Seven Brief Lessons on Physics by Carlo Rovelli.
First, let’s talk about the size of this book…
In less than 100 pages, Rovelli distills the essential outlines of the biggest theories in physics’ past and present. This was both a strength of the book, and a weakness.
Page one opens with: “These lessons were written for those who know little to nothing about modern science.” I think this book was meant as a physics teaser. The idea might have been to tell readers all the juicy secrets about physics, but not nearly enough so that they feel satisfied. And it worked! At least on me.
I was frustrated at first because Rovelli was skimming the surface of some of the most beautiful and elegant theories in physics (check out The Elegant Universe by Richard Greene). But that was the point. It was an appetizer.

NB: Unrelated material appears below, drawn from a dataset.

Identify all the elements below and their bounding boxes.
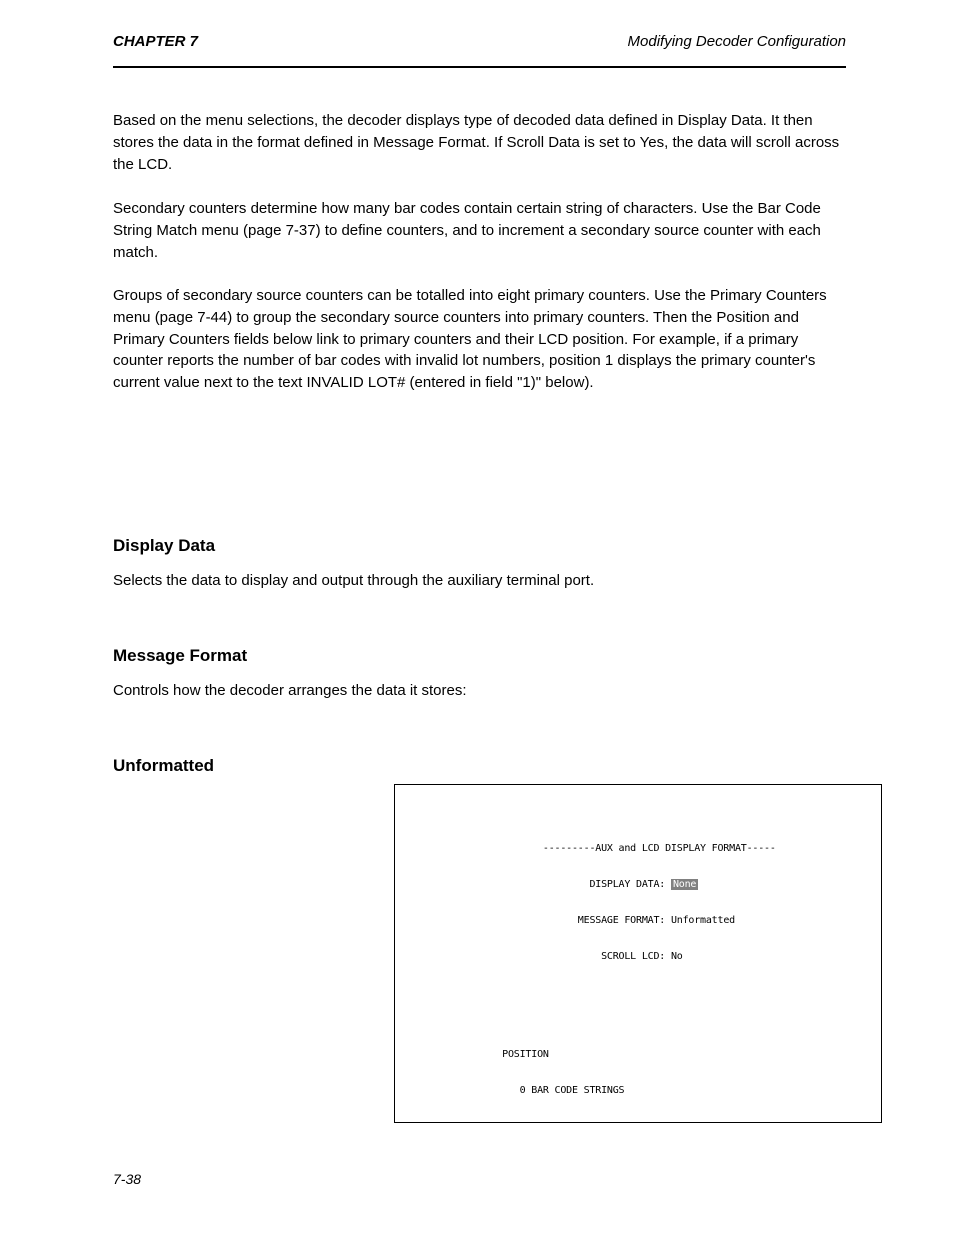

I realized this when Rovelli introduced theories such as quantum loop gravity, a topic on which I’ve never read. He piqued my curiosity without going into the science as much as its implications. That’s how he hooks you.

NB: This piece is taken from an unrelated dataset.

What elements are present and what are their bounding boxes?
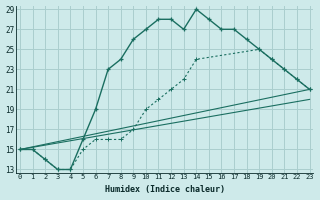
X-axis label: Humidex (Indice chaleur): Humidex (Indice chaleur) <box>105 185 225 194</box>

The tease is frustrating, but it all pays off in the last chapter. Rovelli redirects the attention from the cosmos to ourselves (something everyone likes, admit it).
Like his description in the sixth lesson of stars collapsing into black holes then rebounding to reemerge into the universe, our thoughts are turned in towards ourselves, then back out so we can reflect on how we are actually the universe, not just a part of it. Humans are not special. A healthy reminder.
We, as in our feelings of “I,” emerge out of the laws of nature, and that doesn’t degrade us in anyway. As he puts it, it makes us and our experiences and our feelings more real.
I really appreciate it when science writers go out of their way to emphasize that science and feelings, and also science and art or culture, are not at odds. Understanding your feelings and the culture or art that comes out of them doesn’t make them any less real.
Then he ends by putting our curiosity, existence, and trajectory into perspective:
“One hundred thousand years ago, our species left Africa, compelled perhaps by precisely this curiosity, learning to look ever farther afield. Flying over Africa by night, I wondered if one of these distant ancestors setting out toward the wide-open spaces of the North could have looked up into the sky and imagined a distant descendant flying up there, pondering on the nature of things and still driven by his very same curiosity.“
Seven Brief Lessons on Physics by Carlo Rovelli.